Donald Trump has only been back
in the White House for a couple of months, and the Constitution is hanging by a
thread. Some say it’s not even possible to impeach him. Some say it would be a
huge waste of time and resources. But here’s the truth: Congress absolutely can
— and arguably must — impeach him. And if they don’t? They’re complicit.
THE CONSTITUTION NEVER SAID “ONE
AND DONE”
Impeachment is not a get-out-of-jail-free card. The Constitution says a president can be impeached for “high crimes and misdemeanors.” It doesn’t say how many times. It doesn’t say you can’t be impeached for past behavior if you’re re-elected. And it sure as hell doesn’t say “once acquitted, always acquitted.”
Donald Trump was impeached twice. He was never convicted. But the evidence didn’t vanish — it got worse.
JANUARY 6 WAS AN INSURRECTION —
AND TRUMP LED IT
The 14th Amendment, Section 3 is crystal clear: “No person shall... hold any office... under the United States... who, having previously taken an oath... to support the Constitution... shall have engaged in insurrection or rebellion against the same.”

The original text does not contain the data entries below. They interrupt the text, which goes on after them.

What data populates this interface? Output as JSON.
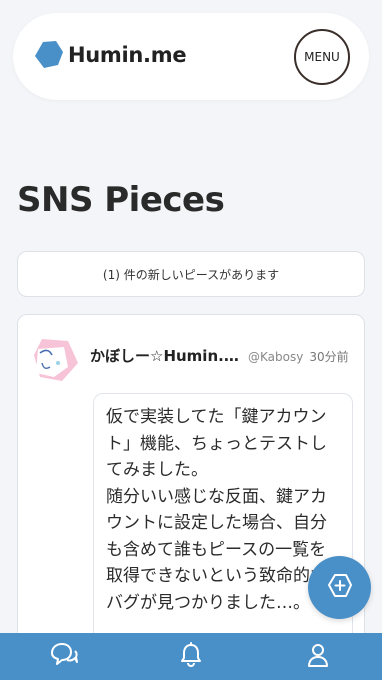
{
  "header": {
    "logo_text": "Humin.me",
    "menu_label": "MENU"
  },
  "page": {
    "title": "SNS Pieces"
  },
  "notice": {
    "text": "(1) 件の新しいピースがあります"
  },
  "pieces": [
    {
      "author_name": "かぼしー☆Humin.me",
      "author_handle": "@Kabosy",
      "time": "30分前",
      "body": "仮で実装してた「鍵アカウント」機能、ちょっとテストしてみました。\n随分いい感じな反面、鍵アカウントに設定した場合、自分も含めて誰もピースの一覧を取得できないという致命的なバグが見つかりました…。"
    }
  ],
  "icons": {
    "logo": "blue-hexagon-logo-icon",
    "fab": "add-piece-icon",
    "nav": [
      "chat-bubbles-icon",
      "bell-icon",
      "user-icon"
    ]
  },
  "colors": {
    "accent": "#4a90c8",
    "background": "#f3f5f8",
    "card": "#ffffff"
  }
}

Trump swore that oath. Then he
unleashed a mob on the U.S. Capitol. He told them to “fight like hell.” He
refused to call them off. And he did it to overturn an election he knew he
lost.
That is textbook insurrection.
Colorado’s Supreme Court agreed. So did multiple lower courts. The U.S. Supreme Court didn’t dispute that Trump engaged in insurrection — they simply said Congress has the authority to enforce Section 3. That means Congress has the constitutional power — and duty — to remove him. And impeachment is one way to do it.
HE DIDN’T JUST INCITE AN
INSURRECTION — HE SHIELDED THE INSURRECTIONISTS
Donald Trump didn’t just incite
a violent mob to attack the Capitol. He didn’t just call them “patriots,” or
promise them mercy if they took the fall.
Once he returned to office in 2025, he followed through. He used the power of the presidency to pardon all of them.
From Proud Boys and Oath Keepers
to top-level aides who helped coordinate the plot — Trump issued blanket
pardons after regaining power, shielding over 1,500 individuals tied to the
January 6 insurrection. These included full pardons for many participants and
commuted sentences for high-profile figures like Stewart Rhodes and Enrique
Tarrio.
That’s not speculation. That’s
historical fact. And it fits perfectly within the warning laid out in the
Constitution: “No person shall… hold any office… who… engaged in insurrection
or rebellion… or given aid or comfort to the enemies thereof.”— 14th Amendment,
Section 3
Aid? Check. Comfort? Check.
Presidential pardons as rewards for loyalty to a coup attempt? That’s not just comfort — that’s collaboration. This alone should disqualify him. If Congress refuses to act, they are not merely passive observers — they are accomplices to the unraveling of constitutional democracy.
HE’S COMMITTING NEW ABUSES RIGHT
NOW
Even if you want to set January
6 aside — and you shouldn’t — Trump is still attacking the Constitution in real
time.
He’s threatening judges.
Repeatedly.
He’s ignoring court orders.
He’s demanding total loyalty
from military and intelligence officials.
He’s reportedly considering mass
deportations, retribution campaigns, and martial-law-style crackdowns.
He’s using the federal
government like a personal weapon.
Each of these acts may be impeachable on their own. Together? They’re a constitutional five-alarm fire.
IMPEACHMENT ISN’T JUST A
PUNISHMENT — IT’S A WARNING
Let’s be honest: the Senate
might not convict him. Not yet. But impeachment is more than a conviction
process. It’s a line in the sand. It tells the public — and the world — that
Congress still exists. That there are limits. That this country is not one man
deep.
And if Mike Johnson refuses to act? Then it’s on Democrats — and any Republican left with a conscience — to do it anyway. Put it on the record. Force the vote. Make every member choose: Constitution or chaos?
THE MOMENT IS NOW
The founders didn’t write the
impeachment clause for calm times. They wrote it for this. For tyrants. For con
men. For presidents who think power is theirs by divine right.
Trump is that man. And if
Congress waits any longer, they won’t just be negligent. They’ll be irrelevant.